I took a huge nap and then Frances and I walked down to Joseph’s store.  We, well more Frances, needed more cookies.  And we wanted to buy that amazing orange juice drink.

And we found a huge tree on our way back that made it all worth walking for.  I have no idea how this tree got to be so big, but we had fun taking pictures with it.

[monster tree!]

We LOVE the sunset here and we feel we are going to be quite disappointed in the sunsets when we return to America.  The only thing missing here is a glass of wine and our sunsets would be perfect!  Our cameras can't capture the vidid colors and power of God's painted skies.

But we tried:


After returning home we ate a huge dinner.

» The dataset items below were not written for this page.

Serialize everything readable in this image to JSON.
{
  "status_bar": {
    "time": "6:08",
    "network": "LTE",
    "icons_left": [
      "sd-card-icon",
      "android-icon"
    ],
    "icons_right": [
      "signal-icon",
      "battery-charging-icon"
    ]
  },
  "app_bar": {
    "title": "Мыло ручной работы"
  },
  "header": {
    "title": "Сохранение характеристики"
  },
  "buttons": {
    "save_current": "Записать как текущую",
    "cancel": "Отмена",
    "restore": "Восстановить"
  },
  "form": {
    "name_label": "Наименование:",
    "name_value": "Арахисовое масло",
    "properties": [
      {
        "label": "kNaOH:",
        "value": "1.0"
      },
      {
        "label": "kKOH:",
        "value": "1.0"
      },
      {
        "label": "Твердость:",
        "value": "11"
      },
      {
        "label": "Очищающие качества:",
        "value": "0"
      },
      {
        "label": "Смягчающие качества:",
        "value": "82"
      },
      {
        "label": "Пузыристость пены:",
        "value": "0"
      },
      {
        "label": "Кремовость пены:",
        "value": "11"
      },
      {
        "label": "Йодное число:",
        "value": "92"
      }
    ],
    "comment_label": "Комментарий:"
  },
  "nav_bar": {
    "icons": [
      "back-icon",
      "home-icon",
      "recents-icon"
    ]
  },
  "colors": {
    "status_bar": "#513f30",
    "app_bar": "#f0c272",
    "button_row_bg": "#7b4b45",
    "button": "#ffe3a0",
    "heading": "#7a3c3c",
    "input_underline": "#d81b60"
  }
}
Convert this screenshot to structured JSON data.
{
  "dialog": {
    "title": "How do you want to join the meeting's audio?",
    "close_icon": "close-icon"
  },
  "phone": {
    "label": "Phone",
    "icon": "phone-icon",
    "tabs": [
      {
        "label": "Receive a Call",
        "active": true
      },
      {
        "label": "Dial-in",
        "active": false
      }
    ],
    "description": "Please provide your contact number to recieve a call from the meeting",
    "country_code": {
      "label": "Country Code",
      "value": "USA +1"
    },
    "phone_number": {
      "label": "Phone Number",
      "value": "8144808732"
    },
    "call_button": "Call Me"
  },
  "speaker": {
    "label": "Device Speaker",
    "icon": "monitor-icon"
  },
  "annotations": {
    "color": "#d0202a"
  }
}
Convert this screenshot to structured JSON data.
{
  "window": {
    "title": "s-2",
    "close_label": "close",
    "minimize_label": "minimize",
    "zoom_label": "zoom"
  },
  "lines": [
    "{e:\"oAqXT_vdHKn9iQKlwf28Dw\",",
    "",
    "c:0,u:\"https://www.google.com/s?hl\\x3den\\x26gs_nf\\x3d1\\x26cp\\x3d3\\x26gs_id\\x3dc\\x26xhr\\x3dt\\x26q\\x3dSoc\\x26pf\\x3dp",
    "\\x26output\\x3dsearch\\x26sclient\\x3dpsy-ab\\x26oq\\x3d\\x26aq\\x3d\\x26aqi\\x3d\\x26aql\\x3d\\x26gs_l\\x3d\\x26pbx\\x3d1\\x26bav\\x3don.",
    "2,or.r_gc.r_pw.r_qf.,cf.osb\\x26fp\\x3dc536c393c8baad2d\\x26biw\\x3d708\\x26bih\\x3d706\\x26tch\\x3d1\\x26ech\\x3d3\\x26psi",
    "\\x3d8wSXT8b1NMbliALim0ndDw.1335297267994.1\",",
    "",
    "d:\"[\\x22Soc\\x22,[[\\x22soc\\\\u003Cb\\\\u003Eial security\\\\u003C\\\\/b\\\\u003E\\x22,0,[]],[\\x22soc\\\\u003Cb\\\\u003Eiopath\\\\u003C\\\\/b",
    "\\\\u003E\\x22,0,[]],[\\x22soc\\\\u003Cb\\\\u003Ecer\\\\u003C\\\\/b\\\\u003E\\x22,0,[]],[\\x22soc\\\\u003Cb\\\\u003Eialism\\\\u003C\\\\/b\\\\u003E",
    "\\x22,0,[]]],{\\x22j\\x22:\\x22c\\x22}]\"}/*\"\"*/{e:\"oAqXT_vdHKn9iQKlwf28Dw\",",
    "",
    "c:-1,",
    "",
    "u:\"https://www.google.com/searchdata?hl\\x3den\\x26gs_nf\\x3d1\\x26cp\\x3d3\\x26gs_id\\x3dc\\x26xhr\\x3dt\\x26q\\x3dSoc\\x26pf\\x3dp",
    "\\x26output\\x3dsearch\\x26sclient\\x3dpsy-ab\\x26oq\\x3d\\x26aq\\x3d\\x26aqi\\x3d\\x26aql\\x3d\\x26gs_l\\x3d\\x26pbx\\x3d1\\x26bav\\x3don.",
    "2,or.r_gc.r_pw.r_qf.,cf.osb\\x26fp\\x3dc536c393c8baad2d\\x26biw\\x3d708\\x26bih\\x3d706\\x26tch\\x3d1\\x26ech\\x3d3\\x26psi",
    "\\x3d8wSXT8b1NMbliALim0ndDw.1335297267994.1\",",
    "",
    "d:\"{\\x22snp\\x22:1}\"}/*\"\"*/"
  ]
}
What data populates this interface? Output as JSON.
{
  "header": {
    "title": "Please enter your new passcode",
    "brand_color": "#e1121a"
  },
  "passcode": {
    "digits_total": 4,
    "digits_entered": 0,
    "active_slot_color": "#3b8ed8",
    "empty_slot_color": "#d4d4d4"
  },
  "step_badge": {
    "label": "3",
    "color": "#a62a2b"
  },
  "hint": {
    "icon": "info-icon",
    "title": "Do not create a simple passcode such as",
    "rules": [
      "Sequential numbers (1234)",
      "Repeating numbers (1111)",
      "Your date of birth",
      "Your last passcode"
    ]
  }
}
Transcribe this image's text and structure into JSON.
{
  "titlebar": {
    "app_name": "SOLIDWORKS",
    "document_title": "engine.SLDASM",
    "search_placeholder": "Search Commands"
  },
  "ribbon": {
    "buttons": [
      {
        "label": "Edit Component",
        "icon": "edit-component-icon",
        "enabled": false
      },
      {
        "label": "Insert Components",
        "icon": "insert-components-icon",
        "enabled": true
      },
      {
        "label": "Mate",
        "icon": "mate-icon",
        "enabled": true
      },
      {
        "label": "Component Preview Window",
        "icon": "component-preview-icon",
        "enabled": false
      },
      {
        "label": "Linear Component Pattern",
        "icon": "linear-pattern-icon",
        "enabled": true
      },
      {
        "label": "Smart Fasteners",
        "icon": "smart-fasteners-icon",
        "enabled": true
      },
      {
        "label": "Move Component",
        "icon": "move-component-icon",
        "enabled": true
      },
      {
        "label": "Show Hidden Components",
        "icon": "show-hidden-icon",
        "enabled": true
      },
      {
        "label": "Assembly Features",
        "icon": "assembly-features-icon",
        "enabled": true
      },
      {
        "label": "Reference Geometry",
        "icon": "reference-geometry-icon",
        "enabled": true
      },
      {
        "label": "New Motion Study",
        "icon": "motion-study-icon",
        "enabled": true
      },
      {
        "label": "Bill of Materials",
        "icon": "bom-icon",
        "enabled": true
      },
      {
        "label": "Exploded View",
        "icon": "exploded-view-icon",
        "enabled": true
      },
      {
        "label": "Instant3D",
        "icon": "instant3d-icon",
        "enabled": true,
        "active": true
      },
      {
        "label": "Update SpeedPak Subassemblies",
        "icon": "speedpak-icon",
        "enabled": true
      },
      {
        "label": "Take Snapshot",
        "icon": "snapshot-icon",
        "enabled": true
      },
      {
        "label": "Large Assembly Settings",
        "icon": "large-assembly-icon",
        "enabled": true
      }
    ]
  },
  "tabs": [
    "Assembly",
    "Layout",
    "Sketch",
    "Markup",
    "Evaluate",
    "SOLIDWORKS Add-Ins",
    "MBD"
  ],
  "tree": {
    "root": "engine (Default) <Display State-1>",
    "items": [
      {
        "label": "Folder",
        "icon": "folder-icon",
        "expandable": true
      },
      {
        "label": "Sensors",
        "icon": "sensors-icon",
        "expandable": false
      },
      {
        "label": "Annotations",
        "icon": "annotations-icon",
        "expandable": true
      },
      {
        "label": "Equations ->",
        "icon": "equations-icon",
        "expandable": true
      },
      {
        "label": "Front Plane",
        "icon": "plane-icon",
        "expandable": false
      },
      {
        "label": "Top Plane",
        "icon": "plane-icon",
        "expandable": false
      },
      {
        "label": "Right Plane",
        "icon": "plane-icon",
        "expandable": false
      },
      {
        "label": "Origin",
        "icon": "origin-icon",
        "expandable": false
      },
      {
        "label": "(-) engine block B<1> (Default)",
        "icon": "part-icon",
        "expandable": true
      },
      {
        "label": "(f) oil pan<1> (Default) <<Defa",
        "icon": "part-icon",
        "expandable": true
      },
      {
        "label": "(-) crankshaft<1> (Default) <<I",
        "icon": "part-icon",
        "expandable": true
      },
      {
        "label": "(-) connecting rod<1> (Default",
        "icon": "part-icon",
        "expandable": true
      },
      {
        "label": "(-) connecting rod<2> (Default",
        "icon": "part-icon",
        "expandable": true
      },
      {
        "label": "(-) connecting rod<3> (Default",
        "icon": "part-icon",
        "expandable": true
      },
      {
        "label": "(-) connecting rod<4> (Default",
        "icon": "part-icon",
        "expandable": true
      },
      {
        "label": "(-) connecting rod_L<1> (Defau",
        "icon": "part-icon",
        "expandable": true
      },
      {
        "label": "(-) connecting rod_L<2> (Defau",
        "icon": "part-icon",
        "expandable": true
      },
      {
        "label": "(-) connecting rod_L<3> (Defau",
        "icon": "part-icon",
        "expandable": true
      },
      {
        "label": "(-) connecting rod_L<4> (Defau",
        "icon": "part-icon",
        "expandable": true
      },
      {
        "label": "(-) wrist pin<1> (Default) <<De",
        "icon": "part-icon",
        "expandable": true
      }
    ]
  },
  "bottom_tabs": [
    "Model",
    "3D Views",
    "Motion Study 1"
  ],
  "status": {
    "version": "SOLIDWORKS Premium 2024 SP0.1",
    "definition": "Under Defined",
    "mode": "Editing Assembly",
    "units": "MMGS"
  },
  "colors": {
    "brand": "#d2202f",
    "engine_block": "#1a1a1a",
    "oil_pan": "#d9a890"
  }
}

 We have leftovers from dinner though, so I'm thankful.  We have mac and cheese, ham, and collard greens.  I don't like ham in America, but she cooked this ham with pineapple and cherries and it made some kind of carmelized sauce and was delicious.  I'd eat ham if it always tasted like that!  I didn't like the collard greens much.  They weren't actually collard greens, they were some kind of greens here called "rape."  People eat them all the time.  I think it reminded me too much of bitter leaf that I ate in Cameroon.  Yuck.

We were very thankful for the food and the fellowship today!

Well, it’s off to bed!  We have outreach clinic tomorrow, and we’ve heard there will be a lot of people there!  I hope so!

1 comment:

  1. It is so crazy that you're in Africa, but I am loving here all about it. Praying for you!